US battery recycling future-proofed for decades to come

Existing and announced projects fit for purpose until the middle of the 2040s

US battery recycling future-proofed for decades to come
EV battery recycling will become more important as a greater number of vehicles near end-of-life

The US is on track to increase its capacity for battery recycling to meet EV scrappage levels projected by 2044, says new research from thinktank the International Council on Clean Transportation (ICCT). A current surplus of capacity could serve until the mid-2030s, but additional facilities will extend the horizon even further.

“The 2023 operational recycling capacity should be sufficient to process end-of-life batteries from battery electric vehicles and plug-in hybrid electric vehicles up to the year 2036. When recycling plants announced as of September 2023 are included, sufficient capacity is available to recycle end-of-life batteries until 2044 (see Fig.1),” the ICCT says.

Fig.1: ICCT projections of existing and planned capacity and demand for it

The research calculates that total annual capacity of installed and announced battery recycling projects is 652,293t of material. But current installed capacity as of September 2023 is just 105,150t/yr, revealing the scale of expansion planned.

There are currently eight lithium-ion recycling plants located in the US, according to the ICCT, the biggest of which, in Covington, GA, has a capacity of 30,000t/yr, equivalent to 70,000 EV batteries, with a further 12 projects announced.

Consultancy McKinsey projects that end-of-life material will not make up the bulk of recycled battery inputs until 2030. Instead, production scrap — excess material left behind when batteries are made — will be at the centre of the industry.

McKinsey estimates that, by 2025, 900,000t/yr of battery materials will be recycled globally, 477,000t/yr of which will be production scrap. In McKinsey projections, this amount increases to 795,000t/yr by 2030, at which point end-of-life material will have overtaken it with 1.054mn t/yr recycled.

Circular economy

Despite the comfortable capacity situation, the ICCT still advocates greater legislative stimulus to support the US recycling industry’s development. For example, it calls for a wider rollout of California’s battery labelling requirements — under which manufacturers must clearly label batteries with information about their chemistry, cathode type, anode type, manufacturer, and date of manufacture, in order to streamline the recycling process.

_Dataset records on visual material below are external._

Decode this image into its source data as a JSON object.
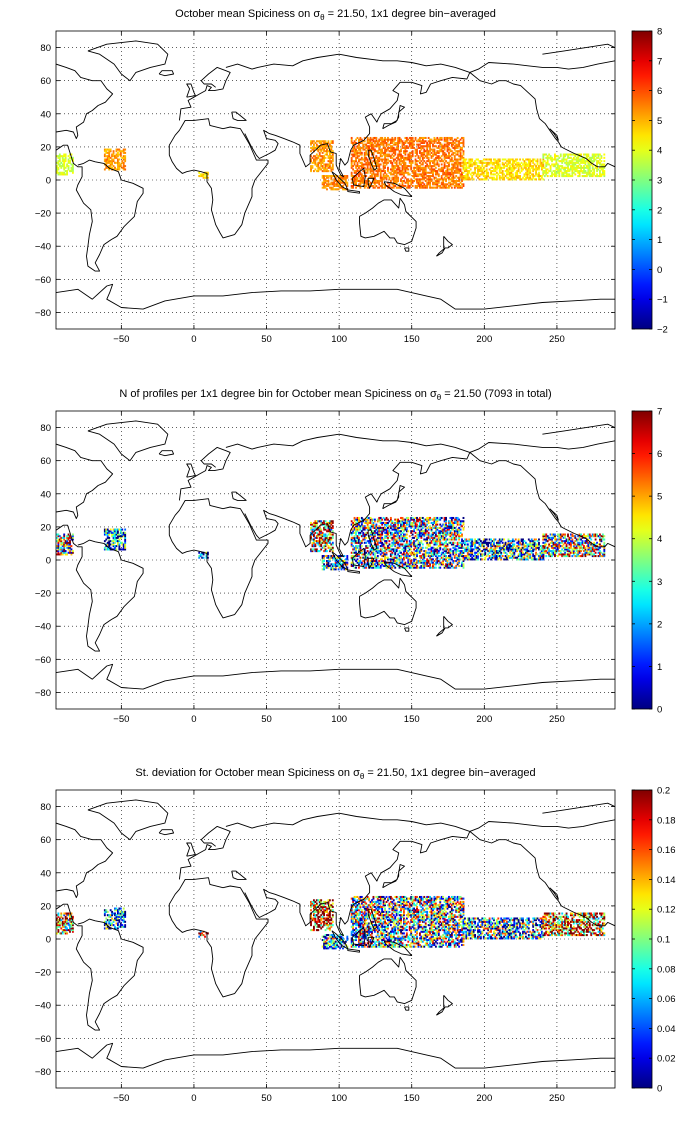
{
  "figure": {
    "panels": [
      {
        "id": "mean",
        "title_pre": "October mean Spiciness on σ",
        "title_sub": "θ",
        "title_post": " = 21.50, 1x1 degree bin−averaged",
        "colorbar_ticks": [
          "8",
          "7",
          "6",
          "5",
          "4",
          "3",
          "2",
          "1",
          "0",
          "−1",
          "−2"
        ]
      },
      {
        "id": "count",
        "title_pre": "N of profiles per 1x1 degree bin for October mean Spiciness on σ",
        "title_sub": "θ",
        "title_post": " = 21.50 (7093 in total)",
        "colorbar_ticks": [
          "7",
          "6",
          "5",
          "4",
          "3",
          "2",
          "1",
          "0"
        ]
      },
      {
        "id": "std",
        "title_pre": "St. deviation for October mean Spiciness on σ",
        "title_sub": "θ",
        "title_post": " = 21.50, 1x1 degree bin−averaged",
        "colorbar_ticks": [
          "0.2",
          "0.18",
          "0.16",
          "0.14",
          "0.12",
          "0.1",
          "0.08",
          "0.06",
          "0.04",
          "0.02",
          "0"
        ]
      }
    ],
    "x_ticks": [
      "−50",
      "0",
      "50",
      "100",
      "150",
      "200",
      "250"
    ],
    "y_ticks": [
      "80",
      "60",
      "40",
      "20",
      "0",
      "−20",
      "−40",
      "−60",
      "−80"
    ]
  },
  "chart_data": [
    {
      "type": "heatmap",
      "title": "October mean Spiciness on σθ = 21.50, 1x1 degree bin−averaged",
      "xlim": [
        -95,
        290
      ],
      "ylim": [
        -90,
        90
      ],
      "clim": [
        -2,
        8
      ],
      "colormap": "jet",
      "grid": true,
      "regions": [
        {
          "name": "eastern tropical Pacific (west of Americas)",
          "lon": [
            -95,
            -84
          ],
          "lat": [
            3,
            15
          ],
          "value": 3.8
        },
        {
          "name": "Caribbean / Atlantic",
          "lon": [
            -62,
            -48
          ],
          "lat": [
            6,
            18
          ],
          "value": 5.2
        },
        {
          "name": "Gulf of Guinea",
          "lon": [
            3,
            9
          ],
          "lat": [
            1,
            4
          ],
          "value": 4.5
        },
        {
          "name": "Bay of Bengal",
          "lon": [
            80,
            95
          ],
          "lat": [
            5,
            23
          ],
          "value": 5.3
        },
        {
          "name": "Indian Ocean south of Sumatra",
          "lon": [
            88,
            105
          ],
          "lat": [
            -6,
            2
          ],
          "value": 5.4
        },
        {
          "name": "western Pacific warm pool",
          "lon": [
            108,
            185
          ],
          "lat": [
            -5,
            25
          ],
          "value": 5.6
        },
        {
          "name": "central Pacific band",
          "lon": [
            185,
            240
          ],
          "lat": [
            0,
            12
          ],
          "value": 4.6
        },
        {
          "name": "eastern Pacific band",
          "lon": [
            240,
            282
          ],
          "lat": [
            2,
            15
          ],
          "value": 3.9
        }
      ]
    },
    {
      "type": "heatmap",
      "title": "N of profiles per 1x1 degree bin for October mean Spiciness on σθ = 21.50 (7093 in total)",
      "xlim": [
        -95,
        290
      ],
      "ylim": [
        -90,
        90
      ],
      "clim": [
        0,
        7
      ],
      "colormap": "jet",
      "grid": true,
      "total_profiles": 7093,
      "regions": [
        {
          "name": "eastern tropical Pacific (west of Americas)",
          "lon": [
            -95,
            -84
          ],
          "lat": [
            3,
            15
          ],
          "value": 4
        },
        {
          "name": "Caribbean / Atlantic",
          "lon": [
            -62,
            -48
          ],
          "lat": [
            6,
            18
          ],
          "value": 1
        },
        {
          "name": "Gulf of Guinea",
          "lon": [
            3,
            9
          ],
          "lat": [
            1,
            4
          ],
          "value": 1
        },
        {
          "name": "Bay of Bengal",
          "lon": [
            80,
            95
          ],
          "lat": [
            5,
            23
          ],
          "value": 5
        },
        {
          "name": "Indian Ocean south of Sumatra",
          "lon": [
            88,
            105
          ],
          "lat": [
            -6,
            2
          ],
          "value": 2
        },
        {
          "name": "western Pacific warm pool",
          "lon": [
            108,
            185
          ],
          "lat": [
            -5,
            25
          ],
          "value": 3
        },
        {
          "name": "central Pacific band",
          "lon": [
            185,
            240
          ],
          "lat": [
            0,
            12
          ],
          "value": 2
        },
        {
          "name": "eastern Pacific band",
          "lon": [
            240,
            282
          ],
          "lat": [
            2,
            15
          ],
          "value": 4
        }
      ]
    },
    {
      "type": "heatmap",
      "title": "St. deviation for October mean Spiciness on σθ = 21.50, 1x1 degree bin−averaged",
      "xlim": [
        -95,
        290
      ],
      "ylim": [
        -90,
        90
      ],
      "clim": [
        0,
        0.2
      ],
      "colormap": "jet",
      "grid": true,
      "regions": [
        {
          "name": "eastern tropical Pacific (west of Americas)",
          "lon": [
            -95,
            -84
          ],
          "lat": [
            3,
            15
          ],
          "value": 0.14
        },
        {
          "name": "Caribbean / Atlantic",
          "lon": [
            -62,
            -48
          ],
          "lat": [
            6,
            18
          ],
          "value": 0.03
        },
        {
          "name": "Gulf of Guinea",
          "lon": [
            3,
            9
          ],
          "lat": [
            1,
            4
          ],
          "value": 0.15
        },
        {
          "name": "Bay of Bengal",
          "lon": [
            80,
            95
          ],
          "lat": [
            5,
            23
          ],
          "value": 0.18
        },
        {
          "name": "Indian Ocean south of Sumatra",
          "lon": [
            88,
            105
          ],
          "lat": [
            -6,
            2
          ],
          "value": 0.05
        },
        {
          "name": "western Pacific warm pool",
          "lon": [
            108,
            185
          ],
          "lat": [
            -5,
            25
          ],
          "value": 0.09
        },
        {
          "name": "central Pacific band",
          "lon": [
            185,
            240
          ],
          "lat": [
            0,
            12
          ],
          "value": 0.06
        },
        {
          "name": "eastern Pacific band",
          "lon": [
            240,
            282
          ],
          "lat": [
            2,
            15
          ],
          "value": 0.16
        }
      ]
    }
  ]
}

The report also cites EU legislation that requires all new batteries to contain prescribed amounts of recycled material (16pc for cobalt and 6pc for lithium and nickel) as a model for future US legislation.

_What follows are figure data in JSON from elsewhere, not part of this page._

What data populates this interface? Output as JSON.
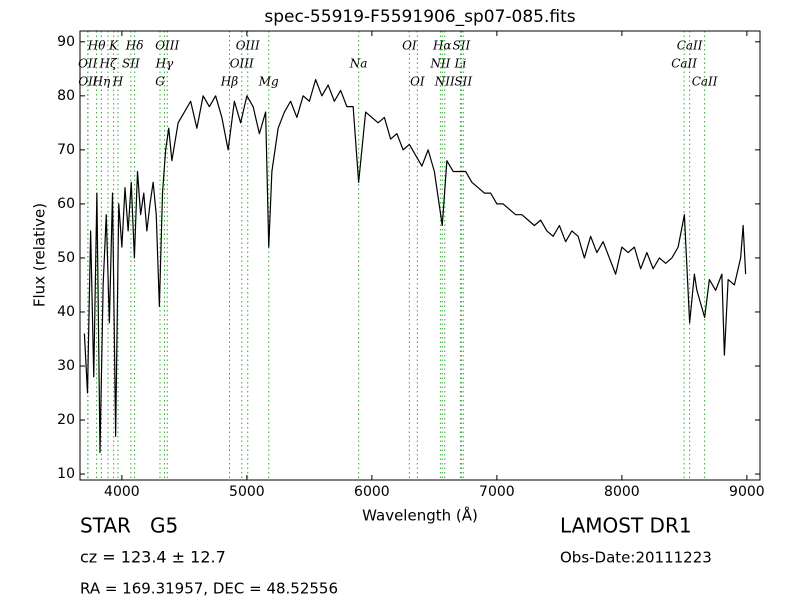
{
  "chart_data": {
    "type": "line",
    "title": "spec-55919-F5591906_sp07-085.fits",
    "x_label": "Wavelength (Å)",
    "y_label": "Flux (relative)",
    "xlim": [
      3665,
      9105
    ],
    "ylim": [
      8.9,
      92.0
    ],
    "xticks": [
      4000,
      5000,
      6000,
      7000,
      8000,
      9000
    ],
    "yticks": [
      10,
      20,
      30,
      40,
      50,
      60,
      70,
      80,
      90
    ],
    "color": "#000000",
    "line_marker_color": "#33aa33",
    "series": [
      {
        "name": "flux",
        "color": "#000000",
        "x": [
          3700,
          3725,
          3750,
          3775,
          3800,
          3825,
          3850,
          3875,
          3900,
          3925,
          3950,
          3975,
          4000,
          4025,
          4050,
          4075,
          4100,
          4125,
          4150,
          4175,
          4200,
          4225,
          4250,
          4275,
          4300,
          4325,
          4350,
          4375,
          4400,
          4450,
          4500,
          4550,
          4600,
          4650,
          4700,
          4750,
          4800,
          4850,
          4900,
          4950,
          5000,
          5050,
          5100,
          5150,
          5175,
          5200,
          5250,
          5300,
          5350,
          5400,
          5450,
          5500,
          5550,
          5600,
          5650,
          5700,
          5750,
          5800,
          5850,
          5894,
          5950,
          6000,
          6050,
          6100,
          6150,
          6200,
          6250,
          6300,
          6350,
          6400,
          6450,
          6500,
          6563,
          6600,
          6650,
          6700,
          6750,
          6800,
          6850,
          6900,
          6950,
          7000,
          7050,
          7100,
          7150,
          7200,
          7250,
          7300,
          7350,
          7400,
          7450,
          7500,
          7550,
          7600,
          7650,
          7700,
          7750,
          7800,
          7850,
          7900,
          7950,
          8000,
          8050,
          8100,
          8150,
          8200,
          8250,
          8300,
          8350,
          8400,
          8450,
          8500,
          8542,
          8580,
          8600,
          8662,
          8700,
          8750,
          8800,
          8820,
          8850,
          8900,
          8950,
          8970,
          8990
        ],
        "values": [
          36,
          25,
          55,
          28,
          62,
          14,
          45,
          58,
          38,
          62,
          17,
          60,
          52,
          63,
          55,
          64,
          50,
          66,
          58,
          62,
          55,
          60,
          64,
          58,
          41,
          62,
          70,
          74,
          68,
          75,
          77,
          79,
          74,
          80,
          78,
          80,
          76,
          70,
          79,
          75,
          80,
          78,
          73,
          77,
          52,
          66,
          74,
          77,
          79,
          76,
          80,
          79,
          83,
          80,
          82,
          79,
          81,
          78,
          78,
          64,
          77,
          76,
          75,
          76,
          72,
          73,
          70,
          71,
          69,
          67,
          70,
          66,
          56,
          68,
          66,
          66,
          66,
          64,
          63,
          62,
          62,
          60,
          60,
          59,
          58,
          58,
          57,
          56,
          57,
          55,
          54,
          56,
          53,
          55,
          54,
          50,
          54,
          51,
          53,
          50,
          47,
          52,
          51,
          52,
          48,
          51,
          48,
          50,
          49,
          50,
          52,
          58,
          38,
          47,
          44,
          39,
          46,
          44,
          47,
          32,
          46,
          45,
          50,
          56,
          47
        ]
      }
    ],
    "spectral_lines": [
      [
        {
          "label": "Hθ",
          "wavelength": 3798
        },
        {
          "label": "K",
          "wavelength": 3934
        },
        {
          "label": "Hδ",
          "wavelength": 4102
        },
        {
          "label": "OIII",
          "wavelength": 4363
        },
        {
          "label": "OIII",
          "wavelength": 5007
        },
        {
          "label": "OI",
          "wavelength": 6300
        },
        {
          "label": "Hα",
          "wavelength": 6563
        },
        {
          "label": "SII",
          "wavelength": 6716
        },
        {
          "label": "CaII",
          "wavelength": 8542
        }
      ],
      [
        {
          "label": "OII",
          "wavelength": 3727
        },
        {
          "label": "Hζ",
          "wavelength": 3889
        },
        {
          "label": "SII",
          "wavelength": 4072
        },
        {
          "label": "Hγ",
          "wavelength": 4341
        },
        {
          "label": "OIII",
          "wavelength": 4959
        },
        {
          "label": "Na",
          "wavelength": 5894
        },
        {
          "label": "NII",
          "wavelength": 6548
        },
        {
          "label": "Li",
          "wavelength": 6708
        },
        {
          "label": "CaII",
          "wavelength": 8498
        }
      ],
      [
        {
          "label": "OII",
          "wavelength": 3729
        },
        {
          "label": "Hη",
          "wavelength": 3836
        },
        {
          "label": "H",
          "wavelength": 3969
        },
        {
          "label": "G",
          "wavelength": 4305
        },
        {
          "label": "Hβ",
          "wavelength": 4861
        },
        {
          "label": "Mg",
          "wavelength": 5175
        },
        {
          "label": "OI",
          "wavelength": 6364
        },
        {
          "label": "NII",
          "wavelength": 6583
        },
        {
          "label": "SII",
          "wavelength": 6731
        },
        {
          "label": "CaII",
          "wavelength": 8662
        }
      ]
    ],
    "object_class": "STAR   G5",
    "redshift": "cz = 123.4 ± 12.7",
    "coordinates": "RA = 169.31957, DEC = 48.52556",
    "survey": "LAMOST DR1",
    "obs_date": "Obs-Date:20111223"
  }
}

Joined-up forward planning is key, in the ICCT’s view, to maximising industry efficiency. For example, it lauds recycling plants “being built in regions where EV and lithium-ion battery production sites are already located”. “This creates a coherent ecosystem where the recycled material can easily be fed back into the lithium-ion battery and EV production lines,” the research says.

Both the ICCT and McKinsey see EV battery recycling only really ramping up in the 2030s, which is no great surprise given average vehicle lifetime estimates of c.15 years and the relative lack of EVs sold prior to 2015. By 2040, the consultancy expects the annual volume of recycled battery materials to have risen to 19.3mn t by 2040 (see Fig.2).

Fig.2: Huge ramp-up in end-of-life material 2030-40, McKinsey predicts

And that makes the prize of a circular battery industry a significant one. “The resources required for battery packs can be endlessly recycled for 70pc less emissions than a new pack so that, when we get to a steady state of production and retirement of EV batteries, actual mining and refining of battery materials can be essentially stopped. That is what a circular economy in battery materials looks like.,” says Glenn Garry, president of Canadian non-profit the Victoria Electric Vehicle Association.

Such a system would reduce the ecological impact of critical mineral mining significantly, as well as helping the US minimise its dependency on foreign mineral extraction. Indeed, the ICCT projects that “an efficient recycling of end-of-life vehicle batteries, in some cases after their prolonged usage in second-life applications, could reduce the combined annual demand in new lithium, cobalt, nickel, and manganese mining by 3pc in 2030, 11pc in 2040, and 28pc in 2050”.